Ok. In your case, the assert no longer happens because in 0.2.4.10-alpha we fixed the preceeding NULL by not sending path bias probes on NULL/closed channels, which is what you're inducing by changing gateways.
I am wondering if there are other cases where we could hit this assert, though. Basically any time a stream attempt is made to a slow/unresponsive host where we then give up on the circuit and try to close it (or time it out) before detaching the stream, we could hit this.
To be safe, we might want to expand this assert to allow CIRCUIT_PURPOSE_PATH_BIAS_TESTING as well as CIRCUIT_PURPOSE_C_MEASURE_TIMEOUT? I could imagine cases where circuits in both purposes might end up down this codepath. I'm surprised we haven't seen it before for CIRCUIT_PURPOSE_C_MEASURE_TIMEOUT circs, actually.
Ok. In your case, the assert no longer happens because in 0.2.4.10-alpha we fixed the preceeding NULL by not sending path bias probes on NULL/closed channels, which is what you're inducing by changing gateways.
I am wondering if there are other cases where we could hit this assert, though. Basically any time a stream attempt is made to a slow/unresponsive host where we then give up on the circuit and try to close it (or time it out) before detaching the stream, we could hit this.
If you're worried about this, I'd suggest replacing the assert with a helpful LD_BUG log message and making the code recover from this error condition sanely, rather than trying to replace the assert with another assert.
On my computer Tor 0.2.4.9-alpha crashes with the same error message a few hours after it was started. But I don't have the "outgoing relay cell has n_chan==NULL. Dropping." message in my logs. (I am not the other anonymous user who started the bug report.)
I have logged all events via the control port. The only relevant messages seem to be the following ones which happen less than one second before the crash.
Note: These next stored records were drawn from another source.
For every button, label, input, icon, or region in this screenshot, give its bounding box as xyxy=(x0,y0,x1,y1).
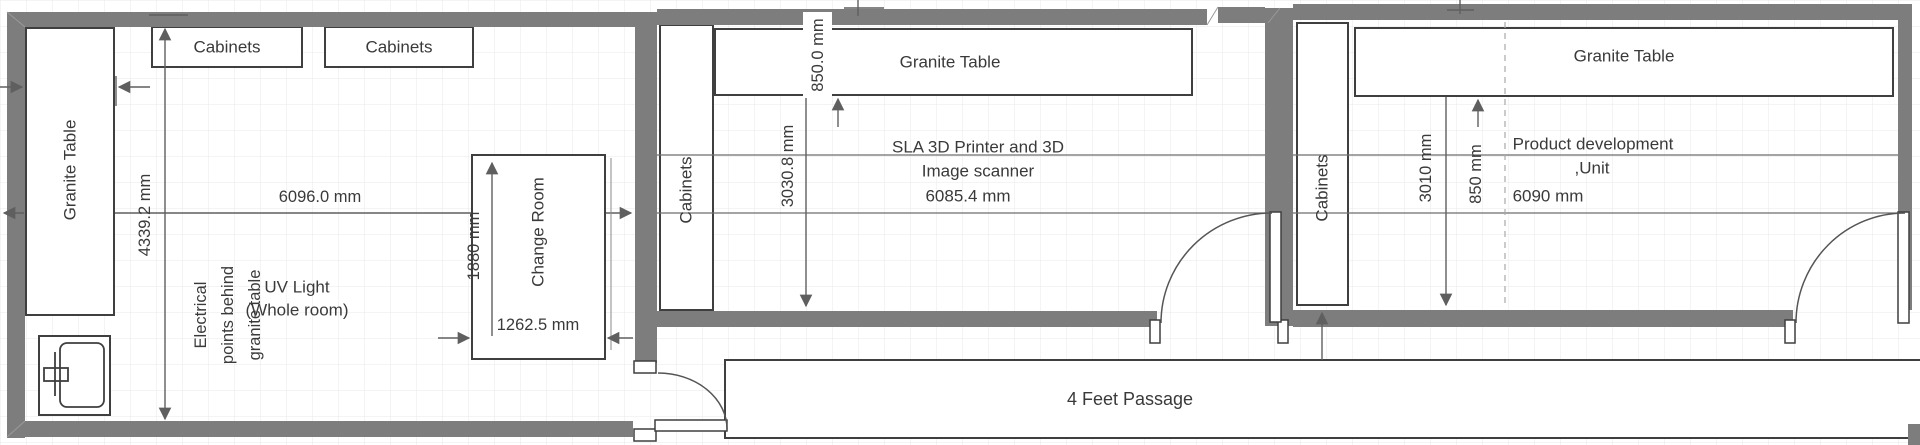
room1-cabinets-left-label: Cabinets xyxy=(193,38,260,57)
room2-bottom-wall xyxy=(657,311,1157,327)
unit-note-line2: ,Unit xyxy=(1575,159,1610,178)
room1-granite-table-label: Granite Table xyxy=(61,120,80,221)
room2-door-jamb-left xyxy=(1150,320,1160,343)
wall-corner-piece xyxy=(1908,424,1920,445)
electrical-note-line3: granite table xyxy=(246,270,264,361)
passage-label: 4 Feet Passage xyxy=(1067,389,1193,409)
passage-box xyxy=(725,360,1920,438)
uv-light-note-line1: UV Light xyxy=(264,278,329,297)
room3-table-offset-label: 850 mm xyxy=(1467,144,1485,204)
sink-outline xyxy=(39,336,110,415)
room3-top-wall xyxy=(1293,4,1898,20)
room3-bottom-wall xyxy=(1293,310,1793,327)
room3-door-jamb xyxy=(1785,320,1795,343)
change-room-width-label: 1262.5 mm xyxy=(497,316,580,334)
room2-cabinets-label: Cabinets xyxy=(677,156,696,223)
room2-door-jamb-right xyxy=(1278,320,1288,343)
room2-table-offset-label: 850.0 mm xyxy=(809,18,827,91)
unit-note-line3: 6090 mm xyxy=(1513,187,1584,206)
room1-door-jamb-bottom xyxy=(634,429,656,441)
electrical-note-line2: points behind xyxy=(219,266,237,364)
room3-door-leaf xyxy=(1898,212,1909,323)
room1-bottom-wall xyxy=(7,421,633,437)
floor-plan-canvas: Cabinets Cabinets 6096.0 mm UV Light (Wh… xyxy=(0,0,1920,445)
electrical-note-line1: Electrical xyxy=(192,282,210,349)
floor-plan: Cabinets Cabinets 6096.0 mm UV Light (Wh… xyxy=(0,0,1920,445)
room3-height-dimension-label: 3010 mm xyxy=(1417,134,1435,203)
room3-cabinets-label: Cabinets xyxy=(1313,154,1332,221)
room2-height-dimension-label: 3030.8 mm xyxy=(779,125,797,208)
room2-door-leaf xyxy=(1270,212,1281,322)
room1-top-wall xyxy=(7,12,657,27)
room1-room2-divider-wall xyxy=(635,12,657,363)
equipment-note-line2: Image scanner xyxy=(922,162,1035,181)
equipment-note-line1: SLA 3D Printer and 3D xyxy=(892,138,1064,157)
room1-width-dimension-label: 6096.0 mm xyxy=(279,188,362,206)
change-room-label: Change Room xyxy=(529,177,548,287)
room1-height-dimension-label: 4339.2 mm xyxy=(136,174,154,257)
unit-note-line1: Product development xyxy=(1513,135,1674,154)
room3-granite-table-label: Granite Table xyxy=(1574,47,1675,66)
equipment-note-line3: 6085.4 mm xyxy=(925,187,1010,206)
top-wall-joint xyxy=(1218,7,1265,23)
room1-door-leaf xyxy=(655,420,727,431)
room2-top-wall xyxy=(657,9,1207,25)
change-room-height-label: 1880 mm xyxy=(465,212,483,281)
room1-cabinets-right-label: Cabinets xyxy=(365,38,432,57)
room1-sink xyxy=(39,336,110,415)
room1-left-wall xyxy=(7,12,25,438)
room2-granite-table-label: Granite Table xyxy=(900,53,1001,72)
room1-door-jamb-top xyxy=(634,361,656,373)
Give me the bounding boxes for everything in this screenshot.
xxxxxxxxx3.16222 < 650 DEBUG circuit_change_purpose(): changing purpose of origin circ n1 from "Hidden service client: Active rendezvous point" (12) to "UNKNOWN_20" (20)xxxxxxxxx3.16225 < 650 CIRC_MINOR n1 PURPOSE_CHANGED xxx;yyy;zzz BUILD_FLAGS=IS_INTERNAL,NEED_CAPACITY PURPOSE=PATH_BIAS_TESTING REND_QUERY=xxx TIME_CREATED=xxx OLD_PURPOSE=HS_CLIENT_REND OLD_HS_STATE=HSCR_JOINEDxxxxxxxxx3.16228 < 650 INFO pathbias_send_usable_probe(): Sending pathbias testing cell to xxx on stream xxx for circ n1. xxxxxxxxx4.12455 < 650 ERR connection_ap_expire_beginning(): Bug: src/or/connection_edge.c:654: connection_ap_expire_beginning: Assertion circ->purpose == CIRCUIT_PURPOSE_C_GENERAL failed; aborting.
If you're worried about this, I'd suggest replacing the assert with a helpful LD_BUG log message and making the code recover from this error condition sanely, rather than trying to replace the assert with another assert.
Done in branch "bug8065" in my public repository; please review?
Ok. In your case, the assert no longer happens because in 0.2.4.10-alpha we fixed the preceeding NULL by not sending path bias probes on NULL/closed channels, which is what you're inducing by changing gateways.
I am wondering if there are other cases where we could hit this assert, though. Basically any time a stream attempt is made to a slow/unresponsive host where we then give up on the circuit and try to close it (or time it out) before detaching the stream, we could hit this.
To be safe, we might want to expand this assert to allow CIRCUIT_PURPOSE_PATH_BIAS_TESTING as well as CIRCUIT_PURPOSE_C_MEASURE_TIMEOUT? I could imagine cases where circuits in both purposes might end up down this codepath. I'm surprised we haven't seen it before for CIRCUIT_PURPOSE_C_MEASURE_TIMEOUT circs, actually.
Hi mike,
you may be interested in my reply to #8136 (moved) - the crash happened on 0.2.4.10-alpha.